第50話
まだ両足にうまく力が入らず、ふらついてしまう園田芳江が心配にでもなったのか、今日子ちゃんが「駅まで送ってきます」と言って一緒に事務所を出て行った後、少し冷めてしまったコーヒーを啜った杠葉さんの口からほうっと深いため息が漏れた。それを聞いた俺はたまるにたまった疑問を投げかけずにはいられず、杠葉さんのデスクにだんっと両手を突いて上半身を乗り出した。
「杠葉さん! あの後、一人で調べてたんですか!?」
「何の事!?」
「とぼけないで下さいって! 俺とあの喫茶店で別れた後、新見綾香を尾行したんでしょ!? だからあんなに詳しく調べられたんだ!」
「尾行したのは、新見綾香だけじゃないけど?」
「そうじゃなくて! 何で俺に……」
「手伝わせなかったんですか、とでも言うかしら?」
コーヒーカップを置きながら、小首をかしげてくる杠葉さん。彼女がいったいいくつかは知らないけれど、子供しかやらないような仕草が妙によく映えるっていうか、うまく魅せてくるっていうか……いやいや、そうじゃなくて!

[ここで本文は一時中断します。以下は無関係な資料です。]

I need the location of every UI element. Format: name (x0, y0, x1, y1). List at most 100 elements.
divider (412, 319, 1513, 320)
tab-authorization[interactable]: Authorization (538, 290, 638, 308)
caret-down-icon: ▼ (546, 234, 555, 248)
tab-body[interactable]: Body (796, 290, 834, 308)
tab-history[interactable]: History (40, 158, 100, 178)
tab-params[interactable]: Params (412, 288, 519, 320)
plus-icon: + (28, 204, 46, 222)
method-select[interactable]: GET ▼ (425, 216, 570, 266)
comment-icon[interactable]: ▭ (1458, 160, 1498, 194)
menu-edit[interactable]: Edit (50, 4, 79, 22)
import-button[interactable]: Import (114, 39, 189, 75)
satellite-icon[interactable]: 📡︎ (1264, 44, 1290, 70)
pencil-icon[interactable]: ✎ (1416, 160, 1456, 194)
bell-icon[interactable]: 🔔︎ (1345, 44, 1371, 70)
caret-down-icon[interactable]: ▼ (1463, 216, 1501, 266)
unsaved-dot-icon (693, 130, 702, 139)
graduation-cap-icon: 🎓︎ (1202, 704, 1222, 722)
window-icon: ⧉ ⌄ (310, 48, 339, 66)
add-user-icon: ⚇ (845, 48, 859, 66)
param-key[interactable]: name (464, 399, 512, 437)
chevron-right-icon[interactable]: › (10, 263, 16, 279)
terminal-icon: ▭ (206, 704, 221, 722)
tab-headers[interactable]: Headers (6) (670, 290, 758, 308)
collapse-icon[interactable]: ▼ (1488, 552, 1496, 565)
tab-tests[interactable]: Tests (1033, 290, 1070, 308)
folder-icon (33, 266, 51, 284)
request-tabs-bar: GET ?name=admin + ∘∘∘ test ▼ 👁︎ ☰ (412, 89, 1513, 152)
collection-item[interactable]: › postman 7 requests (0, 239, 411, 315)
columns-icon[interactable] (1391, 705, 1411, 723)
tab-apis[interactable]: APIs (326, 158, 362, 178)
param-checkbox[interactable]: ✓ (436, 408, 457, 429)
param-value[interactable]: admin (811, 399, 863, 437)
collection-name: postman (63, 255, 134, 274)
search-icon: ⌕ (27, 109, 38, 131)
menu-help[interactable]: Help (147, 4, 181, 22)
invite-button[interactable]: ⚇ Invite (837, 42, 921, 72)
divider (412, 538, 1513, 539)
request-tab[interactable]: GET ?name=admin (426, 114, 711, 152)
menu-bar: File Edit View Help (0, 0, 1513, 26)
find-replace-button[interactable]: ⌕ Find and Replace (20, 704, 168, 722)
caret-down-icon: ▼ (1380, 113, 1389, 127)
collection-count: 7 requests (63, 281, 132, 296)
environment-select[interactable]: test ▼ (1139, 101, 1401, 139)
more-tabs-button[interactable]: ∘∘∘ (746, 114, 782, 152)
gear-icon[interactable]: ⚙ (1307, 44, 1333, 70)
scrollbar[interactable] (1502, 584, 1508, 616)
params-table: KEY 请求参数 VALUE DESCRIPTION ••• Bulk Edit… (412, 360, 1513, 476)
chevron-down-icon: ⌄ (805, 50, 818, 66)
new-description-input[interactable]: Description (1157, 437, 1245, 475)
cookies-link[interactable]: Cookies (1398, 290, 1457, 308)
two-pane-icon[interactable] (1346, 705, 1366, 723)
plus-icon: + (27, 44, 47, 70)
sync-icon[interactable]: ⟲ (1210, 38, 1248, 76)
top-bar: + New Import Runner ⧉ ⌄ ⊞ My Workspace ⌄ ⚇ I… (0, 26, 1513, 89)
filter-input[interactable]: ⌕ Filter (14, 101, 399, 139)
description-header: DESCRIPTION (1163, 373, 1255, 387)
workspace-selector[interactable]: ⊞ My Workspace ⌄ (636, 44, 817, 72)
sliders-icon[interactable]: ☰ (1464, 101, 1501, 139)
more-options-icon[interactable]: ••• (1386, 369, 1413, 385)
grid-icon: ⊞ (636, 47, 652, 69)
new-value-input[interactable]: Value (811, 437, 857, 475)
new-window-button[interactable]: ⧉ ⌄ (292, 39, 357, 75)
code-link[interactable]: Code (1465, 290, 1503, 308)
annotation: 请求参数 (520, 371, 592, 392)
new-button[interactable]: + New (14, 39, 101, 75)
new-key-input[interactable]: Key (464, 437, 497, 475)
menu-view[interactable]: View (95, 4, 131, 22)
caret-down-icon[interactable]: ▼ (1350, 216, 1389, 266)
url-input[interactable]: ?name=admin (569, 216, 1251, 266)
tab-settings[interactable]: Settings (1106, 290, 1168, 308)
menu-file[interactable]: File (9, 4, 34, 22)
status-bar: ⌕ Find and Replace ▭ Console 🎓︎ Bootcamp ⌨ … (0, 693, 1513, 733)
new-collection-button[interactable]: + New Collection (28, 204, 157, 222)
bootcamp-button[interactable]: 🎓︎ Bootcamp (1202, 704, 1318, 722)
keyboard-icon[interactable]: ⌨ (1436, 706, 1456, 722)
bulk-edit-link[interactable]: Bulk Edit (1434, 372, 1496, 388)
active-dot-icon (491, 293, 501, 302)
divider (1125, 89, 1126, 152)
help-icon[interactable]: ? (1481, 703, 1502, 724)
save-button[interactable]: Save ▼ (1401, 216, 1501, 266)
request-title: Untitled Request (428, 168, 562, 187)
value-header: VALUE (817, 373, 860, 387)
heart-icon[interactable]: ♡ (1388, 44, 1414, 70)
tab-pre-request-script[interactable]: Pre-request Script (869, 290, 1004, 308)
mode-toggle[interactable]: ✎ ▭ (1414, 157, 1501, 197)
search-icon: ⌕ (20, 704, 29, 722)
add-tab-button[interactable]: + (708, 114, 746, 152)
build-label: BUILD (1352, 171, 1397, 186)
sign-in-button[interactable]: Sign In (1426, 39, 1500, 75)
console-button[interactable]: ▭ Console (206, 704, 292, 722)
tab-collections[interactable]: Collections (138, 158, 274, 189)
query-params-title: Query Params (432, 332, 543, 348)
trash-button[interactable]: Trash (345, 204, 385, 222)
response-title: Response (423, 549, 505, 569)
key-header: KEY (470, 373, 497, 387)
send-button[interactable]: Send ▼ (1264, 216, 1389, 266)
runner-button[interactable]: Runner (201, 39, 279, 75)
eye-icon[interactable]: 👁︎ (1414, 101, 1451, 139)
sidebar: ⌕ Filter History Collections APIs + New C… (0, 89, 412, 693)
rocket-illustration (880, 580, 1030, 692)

「仕方ないでしょ、聡くんにはまだ厳しいと思ったんだから」
そう言って、杠葉さんはふうっと長い息を吐いた。
「園田幸人と新見綾香のあの会話の裏付けをするには迅速な調査が必要だったし、園田芳江を納得させる確かなものも欲しかったのよ。私のペースで合わせてもらったら、聡くんの体力もたなかったでしょうし」
「え、いやいや! サークルでそれなりに体力鍛えてるっていうか」
「それでも、まだ無理よ。喫茶店で別れてから始発が出るまでの時間、ひたすら走って粘って証拠集めするなんて」
「え……?」
「だから、また今度ね? それまでタツさんに鍛えてもらうのもいいわよね♪」
杠葉さんがくすくす笑いながらそういうのと、事務所のドアが慌ただしく開いて、タツさんが中に走り込んできたのはほぼ同時だった。
「杠葉さん! 曽我達雄、ただいま戻りましたぁ!」
「お疲れ様です、タツさん。首尾はどうでしたか?」
「杠葉さんの読み通りでした! 証拠も押さえてバッチリです!」
「ありがとう。こっちも園田芳江から裏オプションの依頼を受けたから……これで明日から何の遠慮もなく動けるわね」
もう一度、杠葉さんがくすくすと笑う。まるで新しいおもちゃを買ってもらった小さな子供みたいだ。
リクライニングチェアーから立ち上がって給湯室へと行ってしまった杠葉さんの背中を見ていたら、タツさんがこっそりと耳打ちしてきた。
「聡、お前も明日の裏オプション行くんだぞ」
「えっ……だって、それって!」
「ああ、強請りだ。でも安心しろ。今回は強請りがいのあるクソ野郎だから」
そう言って、タツさんは手に持っていた書類の束を俺に押し付けてきた。